Si l’on reprend l’analogie d’Oz, on pourrait dire qu’après plusieurs décennies passées à partager l’appartement sans s’accepter, ni compréhension ou compassion, le couple divorcé s’agresse désormais avec une grande violence, et cette violence s’est propagée à leurs familles élargies.

Avec des images de violence et de destruction à Gaza et en Israël qui occupent une place importante dans nos médias et dans nos esprits, nous concentrerons notre attention ce jeudi soir sur le Premier Entraînement à la Pleine Conscience, Respect de la Vie : 

Conscient·e de la souffrance provoquée par la destruction de la vie, je suis determiné·e à cultiver ma compréhension de l’inter-être et ma compassion, afin d’apprendre comment protéger la vie des personnes, des animaux, des plantes et des minéraux. Je m’engage à ne pas tuer, à ne pas laisser tuer et à ne soutenir aucun acte meurtrier dans le monde, dans mes pensées ou dans ma façon de vivre. Je comprends que toute violence causée notamment par le fanatisme, la haine, l’avidité, la peur, a son origine dans une vue dualiste et discriminante.
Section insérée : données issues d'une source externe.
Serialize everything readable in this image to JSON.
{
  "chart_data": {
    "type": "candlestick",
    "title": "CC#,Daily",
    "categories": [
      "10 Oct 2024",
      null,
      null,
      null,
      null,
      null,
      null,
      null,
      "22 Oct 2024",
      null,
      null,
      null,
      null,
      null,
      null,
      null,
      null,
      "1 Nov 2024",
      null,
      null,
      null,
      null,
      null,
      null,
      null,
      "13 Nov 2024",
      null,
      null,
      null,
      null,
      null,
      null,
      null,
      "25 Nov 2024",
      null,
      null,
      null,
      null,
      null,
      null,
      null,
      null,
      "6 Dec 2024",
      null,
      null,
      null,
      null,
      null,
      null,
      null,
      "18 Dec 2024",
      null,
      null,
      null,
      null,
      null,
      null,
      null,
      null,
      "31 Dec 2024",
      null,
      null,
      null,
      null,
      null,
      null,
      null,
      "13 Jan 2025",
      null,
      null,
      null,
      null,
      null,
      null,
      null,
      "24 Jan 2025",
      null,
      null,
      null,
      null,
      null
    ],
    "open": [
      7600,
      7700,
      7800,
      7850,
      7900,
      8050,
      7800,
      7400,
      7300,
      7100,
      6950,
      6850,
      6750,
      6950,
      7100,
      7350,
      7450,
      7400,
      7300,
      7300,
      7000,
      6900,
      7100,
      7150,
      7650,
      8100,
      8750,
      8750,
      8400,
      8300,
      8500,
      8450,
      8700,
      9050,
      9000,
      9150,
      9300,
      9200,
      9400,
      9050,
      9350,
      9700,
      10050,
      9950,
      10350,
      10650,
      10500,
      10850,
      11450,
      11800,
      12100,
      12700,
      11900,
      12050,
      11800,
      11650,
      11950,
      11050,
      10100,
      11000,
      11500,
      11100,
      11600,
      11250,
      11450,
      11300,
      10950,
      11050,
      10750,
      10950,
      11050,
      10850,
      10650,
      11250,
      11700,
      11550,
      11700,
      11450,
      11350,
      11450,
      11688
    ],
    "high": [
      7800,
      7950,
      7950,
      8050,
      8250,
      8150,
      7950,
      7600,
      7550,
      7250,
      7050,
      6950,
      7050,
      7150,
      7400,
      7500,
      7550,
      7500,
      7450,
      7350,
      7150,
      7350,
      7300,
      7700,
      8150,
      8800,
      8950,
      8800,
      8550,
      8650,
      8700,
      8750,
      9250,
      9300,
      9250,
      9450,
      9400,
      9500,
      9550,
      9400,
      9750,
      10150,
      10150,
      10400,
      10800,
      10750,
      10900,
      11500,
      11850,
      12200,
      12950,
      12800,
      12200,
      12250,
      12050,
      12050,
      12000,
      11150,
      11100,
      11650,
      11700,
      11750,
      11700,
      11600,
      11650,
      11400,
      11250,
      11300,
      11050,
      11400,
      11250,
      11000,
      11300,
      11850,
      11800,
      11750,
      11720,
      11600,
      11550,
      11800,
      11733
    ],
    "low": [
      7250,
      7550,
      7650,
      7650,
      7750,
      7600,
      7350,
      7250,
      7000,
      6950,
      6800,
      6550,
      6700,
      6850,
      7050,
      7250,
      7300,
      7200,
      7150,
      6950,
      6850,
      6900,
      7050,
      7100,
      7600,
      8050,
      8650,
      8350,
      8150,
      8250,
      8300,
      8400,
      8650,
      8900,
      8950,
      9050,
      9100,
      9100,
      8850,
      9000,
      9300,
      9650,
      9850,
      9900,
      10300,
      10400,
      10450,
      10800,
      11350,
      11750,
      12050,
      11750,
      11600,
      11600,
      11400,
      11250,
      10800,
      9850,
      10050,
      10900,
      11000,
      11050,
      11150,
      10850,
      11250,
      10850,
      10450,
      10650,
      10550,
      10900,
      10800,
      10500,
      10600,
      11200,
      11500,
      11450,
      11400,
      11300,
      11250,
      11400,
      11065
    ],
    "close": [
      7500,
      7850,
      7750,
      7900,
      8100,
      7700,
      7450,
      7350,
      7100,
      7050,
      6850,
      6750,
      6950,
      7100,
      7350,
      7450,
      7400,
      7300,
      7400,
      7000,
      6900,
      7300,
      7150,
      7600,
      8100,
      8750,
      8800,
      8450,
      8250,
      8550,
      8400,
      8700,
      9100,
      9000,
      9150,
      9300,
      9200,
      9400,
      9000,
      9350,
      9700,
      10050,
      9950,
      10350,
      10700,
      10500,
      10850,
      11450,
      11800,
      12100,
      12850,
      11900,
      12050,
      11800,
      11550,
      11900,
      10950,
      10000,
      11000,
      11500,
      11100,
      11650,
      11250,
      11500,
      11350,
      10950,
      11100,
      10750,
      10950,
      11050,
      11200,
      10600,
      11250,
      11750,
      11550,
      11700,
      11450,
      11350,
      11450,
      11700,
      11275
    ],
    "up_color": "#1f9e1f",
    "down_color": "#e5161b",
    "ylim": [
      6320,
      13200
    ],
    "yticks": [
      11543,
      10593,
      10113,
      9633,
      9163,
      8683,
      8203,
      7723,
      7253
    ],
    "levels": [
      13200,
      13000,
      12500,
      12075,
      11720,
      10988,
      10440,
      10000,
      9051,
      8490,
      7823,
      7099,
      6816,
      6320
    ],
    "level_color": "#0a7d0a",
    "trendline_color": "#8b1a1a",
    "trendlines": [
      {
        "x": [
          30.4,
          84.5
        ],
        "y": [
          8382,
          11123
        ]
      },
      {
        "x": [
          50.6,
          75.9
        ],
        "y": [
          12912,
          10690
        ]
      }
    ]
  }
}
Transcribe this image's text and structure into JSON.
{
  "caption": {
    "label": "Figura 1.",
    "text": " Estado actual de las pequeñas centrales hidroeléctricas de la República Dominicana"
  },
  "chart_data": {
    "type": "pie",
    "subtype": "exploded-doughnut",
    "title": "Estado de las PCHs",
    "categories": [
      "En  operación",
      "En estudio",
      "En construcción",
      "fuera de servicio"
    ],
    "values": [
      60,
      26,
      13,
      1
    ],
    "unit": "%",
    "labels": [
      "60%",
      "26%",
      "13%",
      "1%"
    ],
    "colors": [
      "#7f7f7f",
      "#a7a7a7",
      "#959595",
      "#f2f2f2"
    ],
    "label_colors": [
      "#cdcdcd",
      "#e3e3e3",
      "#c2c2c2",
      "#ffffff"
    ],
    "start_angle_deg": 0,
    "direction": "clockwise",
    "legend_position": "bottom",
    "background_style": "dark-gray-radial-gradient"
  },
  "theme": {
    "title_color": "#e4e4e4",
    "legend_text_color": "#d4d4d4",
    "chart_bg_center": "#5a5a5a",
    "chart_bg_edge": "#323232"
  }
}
Je m’entraînerai à tout regarder avec ouverture, sans discrimination ni attachement à aucune vue, ni à aucune idéologie, pour œuvrer à transformer la violence et le dogmatisme qui demeurent en moi et dans le monde.

En examinant cet entraînement cette semaine, je ne cessais de revenir à la phrase « Ne pas laisser tuer».

Comment
faire ?

Dans la dernière phrase de
l’entraînement, Thay (Thich Nhat Hanh) indique par où on peut commencer. Si nous pratiquons de tout cœur et pouvons « tout regarder avec ouverture, sans discrimination ni attachement à aucune vue», nous pouvons réduire « la violence et le dogmatisme » en nous et dans le monde. Mais parfois, il semble que même cela ne suffise pas.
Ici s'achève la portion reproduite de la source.